2.3 Wilcoxon signed-rank test

The Wilcoxon rank-sum test (also known as Mann–Whitney U test) is a non-parametric statistical test that compares two independent groups. The test essentially calculates the difference between sets of pairs and analyzes these differences to establish if they are statistically significantly different from one another. It is used if the corresponding variable is either ordinal or continuous, but not normally distributed (1).

In the case of two dependent (matched) samples, the Wilcoxon signed-rank test is performed, where a paired difference test of repeated measurements on a single sample is executed to assess whether their population mean ranks differ (2,3).

3. Correlation tests

Correlation tests are used to evaluate the association between two or more variables (1).

3.1 Pearson correlation test

The Pearson correlation coefficient is a measure of linear correlation between two sets of data. It is essentially a normalized measurement of the covariance (a measure of common variability), such that the result always has a value between −1 and 1. As with covariance itself, the measure can only reflect a linear correlation of variables, and ignores many other types of relationships or correlations. (1,2)

3.2 Spearman's rank test

The Spearman's rank correlation coefficient is a non-parametric measure of rank correlation (statistical dependence between the rankings of two variables). It assesses how well the relationship between two variables can be described using a monotonic function. While Pearson's correlation assesses linear relationships, Spearman's correlation assesses monotonic relationships (whether linear or not). If there are no repeated data values, a perfect Spearman correlation of +1 or −1 occurs when each of the variables is a perfect monotonic function of the other. (1,2)

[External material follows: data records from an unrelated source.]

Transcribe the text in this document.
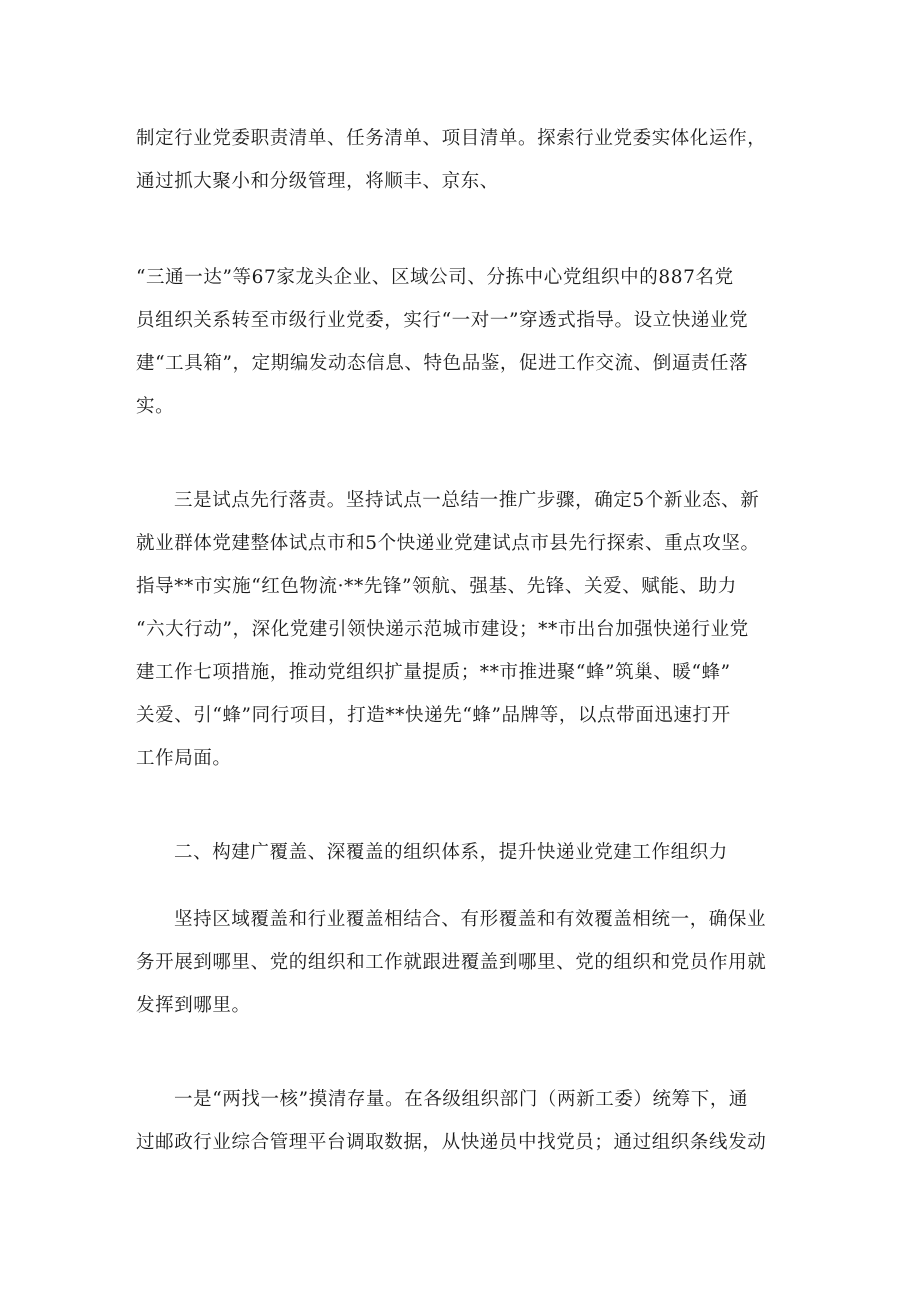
制定行业党委职责清单、任务清单、项目清单。探索行业党委实体化运作，
通过抓大聚小和分级管理，将顺丰、京东、

“三通一达”等67家龙头企业、区域公司、分拣中心党组织中的887名党
员组织关系转至市级行业党委，实行“一对一”穿透式指导。设立快递业党
建“工具箱”，定期编发动态信息、特色品鉴，促进工作交流、倒逼责任落
实。

三是试点先行落责。坚持试点一总结一推广步骤，确定5个新业态、新
就业群体党建整体试点市和5个快递业党建试点市县先行探索、重点攻坚。
指导**市实施“红色物流·**先锋”领航、强基、先锋、关爱、赋能、助力
“六大行动”，深化党建引领快递示范城市建设；**市出台加强快递行业党
建工作七项措施，推动党组织扩量提质；**市推进聚“蜂”筑巢、暖“蜂”
关爱、引“蜂”同行项目，打造**快递先“蜂”品牌等，以点带面迅速打开
工作局面。

二、构建广覆盖、深覆盖的组织体系，提升快递业党建工作组织力

坚持区域覆盖和行业覆盖相结合、有形覆盖和有效覆盖相统一，确保业
务开展到哪里、党的组织和工作就跟进覆盖到哪里、党的组织和党员作用就
发挥到哪里。

一是“两找一核”摸清存量。在各级组织部门（两新工委）统筹下，通
过邮政行业综合管理平台调取数据，从快递员中找党员；通过组织条线发动
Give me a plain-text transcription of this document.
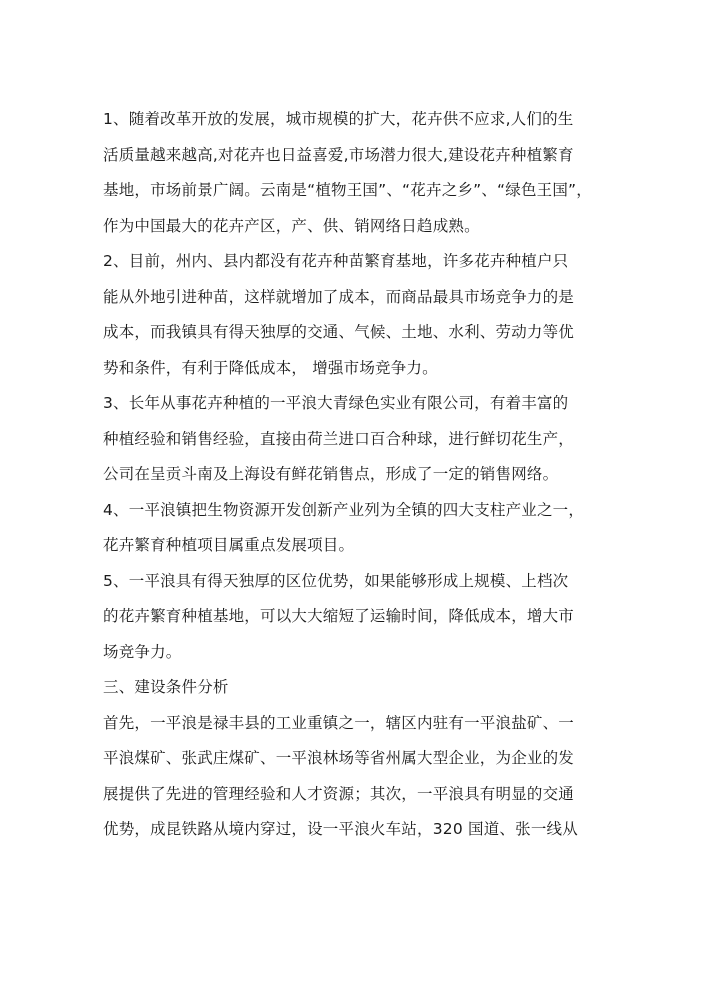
1、随着改革开放的发展，城市规模的扩大，花卉供不应求,人们的生
活质量越来越高,对花卉也日益喜爱,市场潜力很大,建设花卉种植繁育
基地，市场前景广阔。云南是“植物王国”、“花卉之乡”、“绿色王国”，
作为中国最大的花卉产区，产、供、销网络日趋成熟。
2、目前，州内、县内都没有花卉种苗繁育基地，许多花卉种植户只
能从外地引进种苗，这样就增加了成本，而商品最具市场竞争力的是
成本，而我镇具有得天独厚的交通、气候、土地、水利、劳动力等优
势和条件，有利于降低成本， 增强市场竞争力。
3、长年从事花卉种植的一平浪大青绿色实业有限公司，有着丰富的
种植经验和销售经验，直接由荷兰进口百合种球，进行鲜切花生产，
公司在呈贡斗南及上海设有鲜花销售点，形成了一定的销售网络。
4、一平浪镇把生物资源开发创新产业列为全镇的四大支柱产业之一，
花卉繁育种植项目属重点发展项目。
5、一平浪具有得天独厚的区位优势，如果能够形成上规模、上档次
的花卉繁育种植基地，可以大大缩短了运输时间，降低成本，增大市
场竞争力。
三、建设条件分析
首先，一平浪是禄丰县的工业重镇之一，辖区内驻有一平浪盐矿、一
平浪煤矿、张武庄煤矿、一平浪林场等省州属大型企业，为企业的发
展提供了先进的管理经验和人才资源；其次，一平浪具有明显的交通
优势，成昆铁路从境内穿过，设一平浪火车站，320 国道、张一线从
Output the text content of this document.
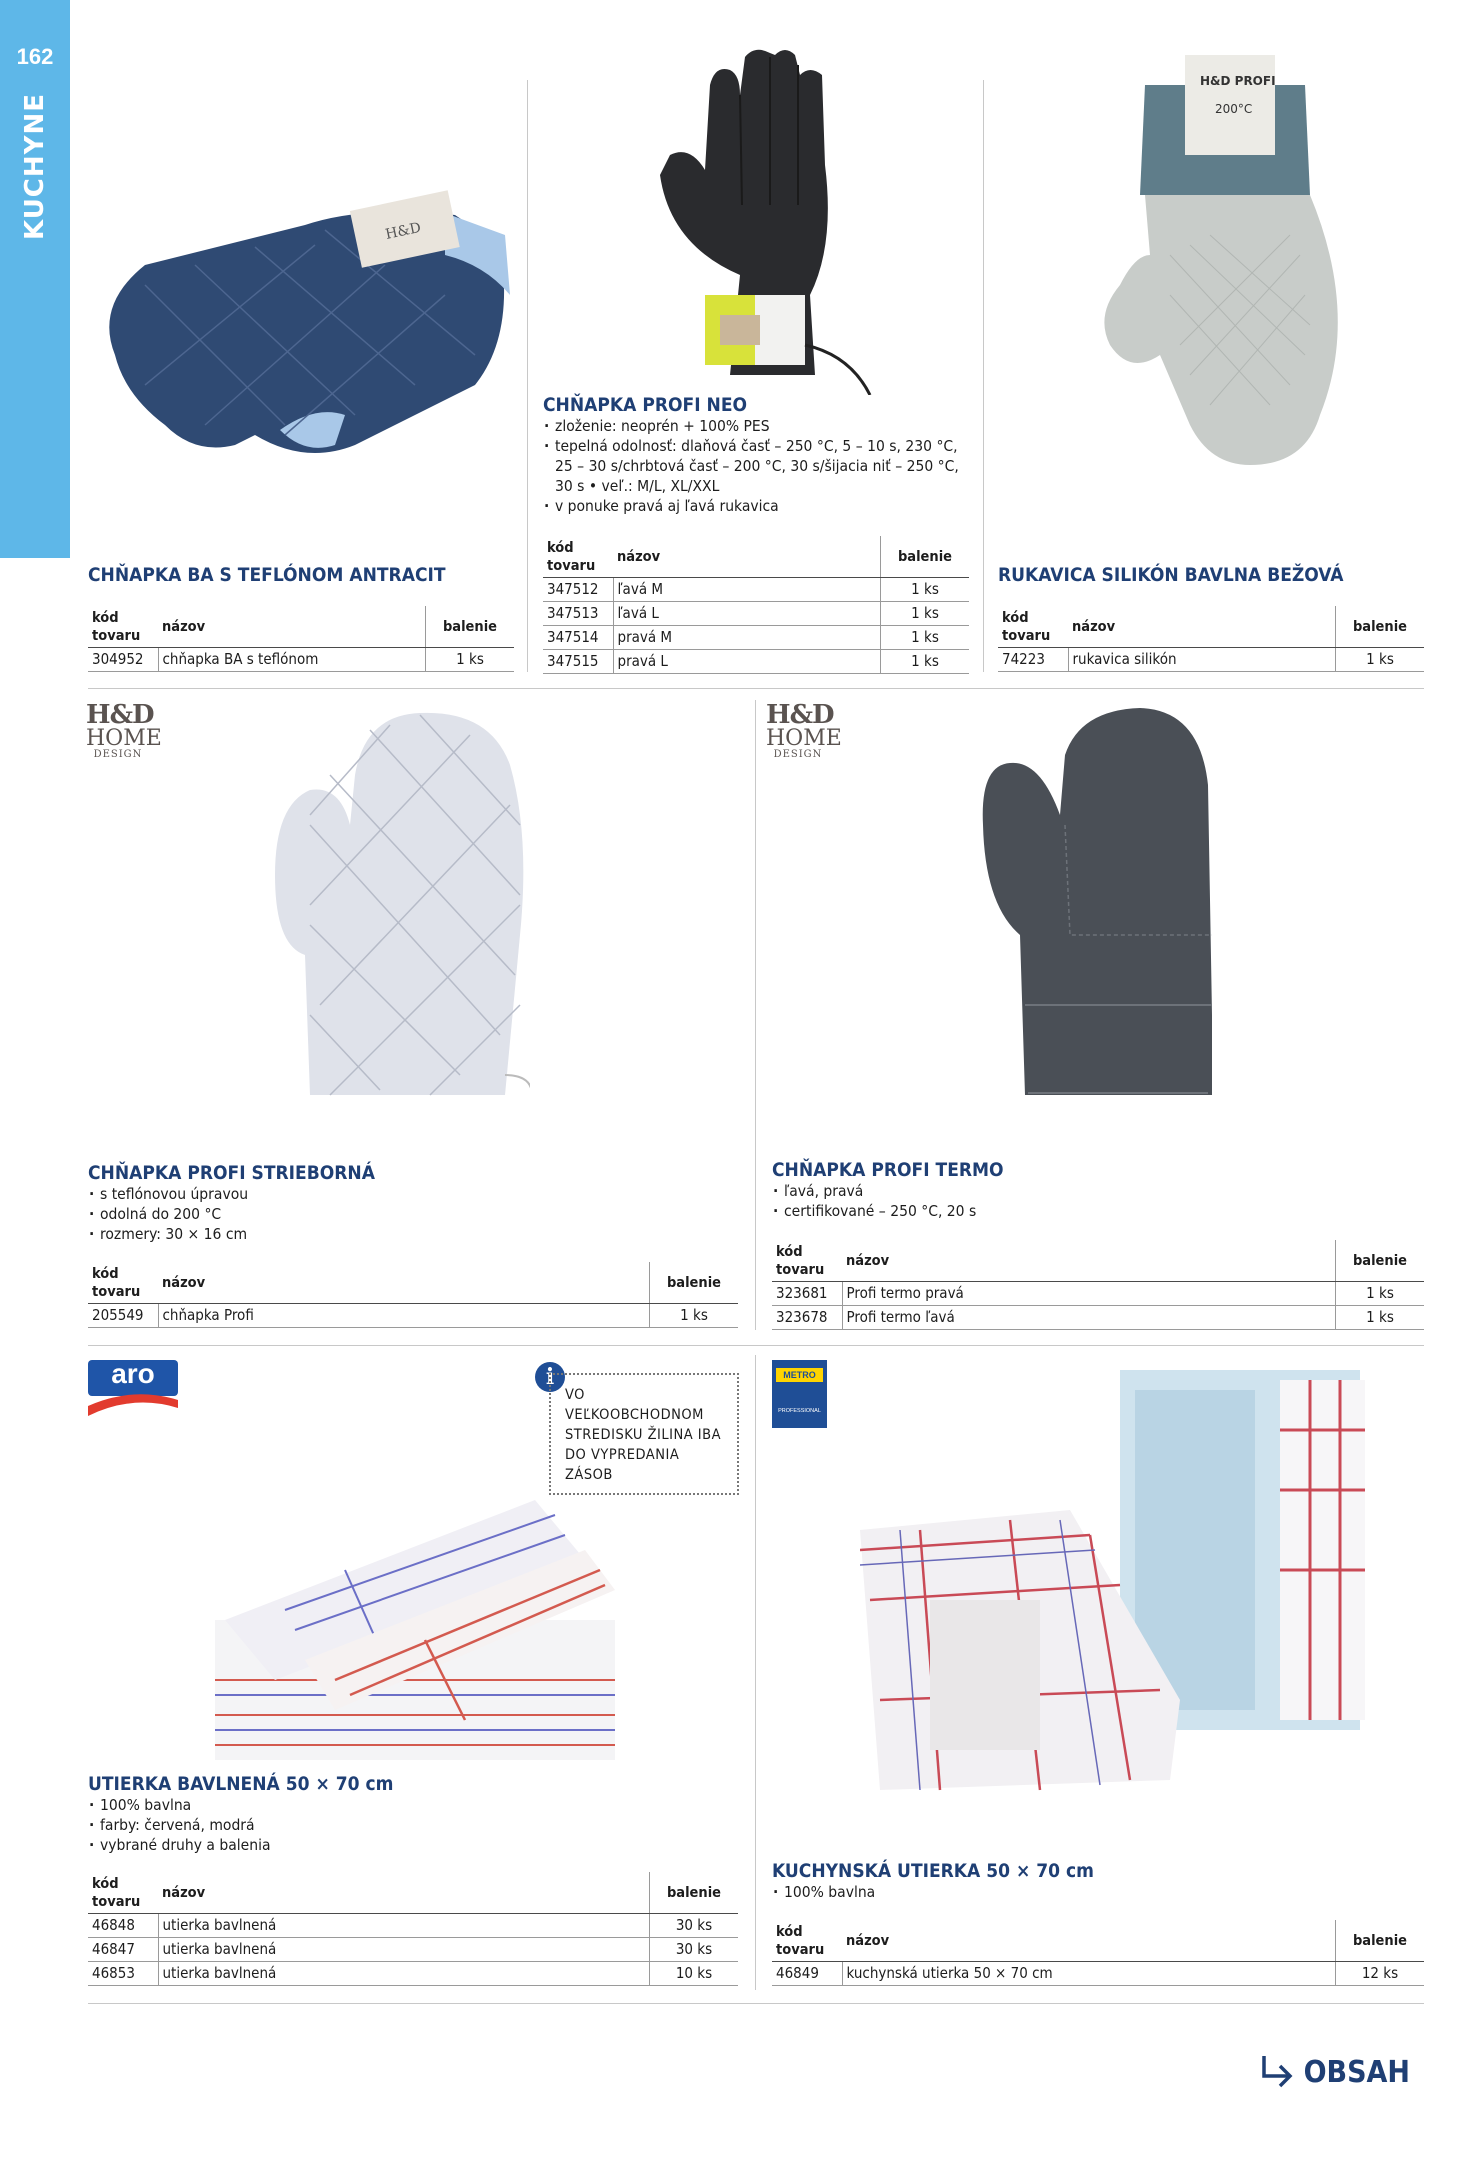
162
KUCHYNE	H&D
H&D PROFI
200°C
CHŇAPKA BA S TEFLÓNOM ANTRACIT
kód tovaru	názov	balenie
304952	chňapka BA s teflónom	1 ks
CHŇAPKA PROFI NEO
· zloženie: neoprén + 100% PES
· tepelná odolnosť: dlaňová časť – 250 °C, 5 – 10 s, 230 °C, 25 – 30 s/chrbtová časť – 200 °C, 30 s/šijacia niť – 250 °C, 30 s • veľ.: M/L, XL/XXL
· v ponuke pravá aj ľavá rukavica
kód tovaru	názov	balenie
347512	ľavá M	1 ks
347513	ľavá L	1 ks
347514	pravá M	1 ks
347515	pravá L	1 ks
RUKAVICA SILIKÓN BAVLNA BEŽOVÁ
kód tovaru	názov	balenie
74223	rukavica silikón	1 ks
H&D
HOME
DESIGN
H&D
HOME
DESIGN
CHŇAPKA PROFI STRIEBORNÁ
· s teflónovou úpravou
· odolná do 200 °C
· rozmery: 30 × 16 cm
kód tovaru	názov	balenie
205549	chňapka Profi	1 ks
CHŇAPKA PROFI TERMO
· ľavá, pravá
· certifikované – 250 °C, 20 s
kód tovaru	názov	balenie
323681	Profi termo pravá	1 ks
323678	Profi termo ľavá	1 ks
aro	i
VO VEĽKOOBCHODNOM
STREDISKU ŽILINA IBA
DO VYPREDANIA ZÁSOB
METRO
PROFESSIONAL
UTIERKA BAVLNENÁ 50 × 70 cm
· 100% bavlna
· farby: červená, modrá
· vybrané druhy a balenia
kód tovaru	názov	balenie
46848	utierka bavlnená	30 ks
46847	utierka bavlnená	30 ks
46853	utierka bavlnená	10 ks
KUCHYNSKÁ UTIERKA 50 × 70 cm
· 100% bavlna
kód tovaru	názov	balenie
46849	kuchynská utierka 50 × 70 cm	12 ks
OBSAH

3.3 Kendall rank correlation test

Kendall rank correlation coefficient test (often called Kendall’s τ or tau) is a non-parametric test which measures the strength of the relationship between two variables, assuming the monotonicity of the relationship between variables. It is an alternative to Pearson’s correlation (parametric) when the data fails one or more assumptions of the test and an alternative to Spearman correlation (non-parametric) when the sample size is small and has many tied ranks (1,2).

4. Permutation test

Permutation tests are non-parametric hypothesis tests that, making use of the proof by contradiction, compute the sampling distribution for any test statistic, under the strong null hypothesis that a set of generic variants has absolutely no effect on the outcome, i.e. that all samples come from the same distribution. Thus, permutation tests are a form of resampling (1,2).

5. Equivalence tests

Equivalence tests (two one-sided tests [TOST]) are a variety of hypothesis tests used to draw statistical inferences from observed data. In equivalence tests, the null hypothesis is defined as an effect large enough to be deemed interesting. This is specified by an upper and lower equivalence bound based on the smallest effect size of interest (knowledge of the domain under study). The alternative hypothesis is any effect that is less extreme than said equivalence bounds. The observed data are statistically compared against the equivalence bounds, where subsequently the presence of effects large enough to be considered worthwhile can be rejected (1,2).

6. TOST (two one-sided t-tests)

In the TOST procedure an upper (ΔU) and lower (–ΔL) equivalence bound is specified based on the smallest effect size of interest (e.g. a positive or negative difference of d = 0.3). Two composite null hypotheses are tested: H01: Δ ≤ –ΔL and H02: Δ ≥ ΔU. When both these one-sided tests can be statistically rejected, we can conclude that –ΔL < Δ < ΔU, or that the observed effect falls within the equivalence bounds and is statistically smaller than any effect deemed worthwhile and considered practically equivalent (1,2).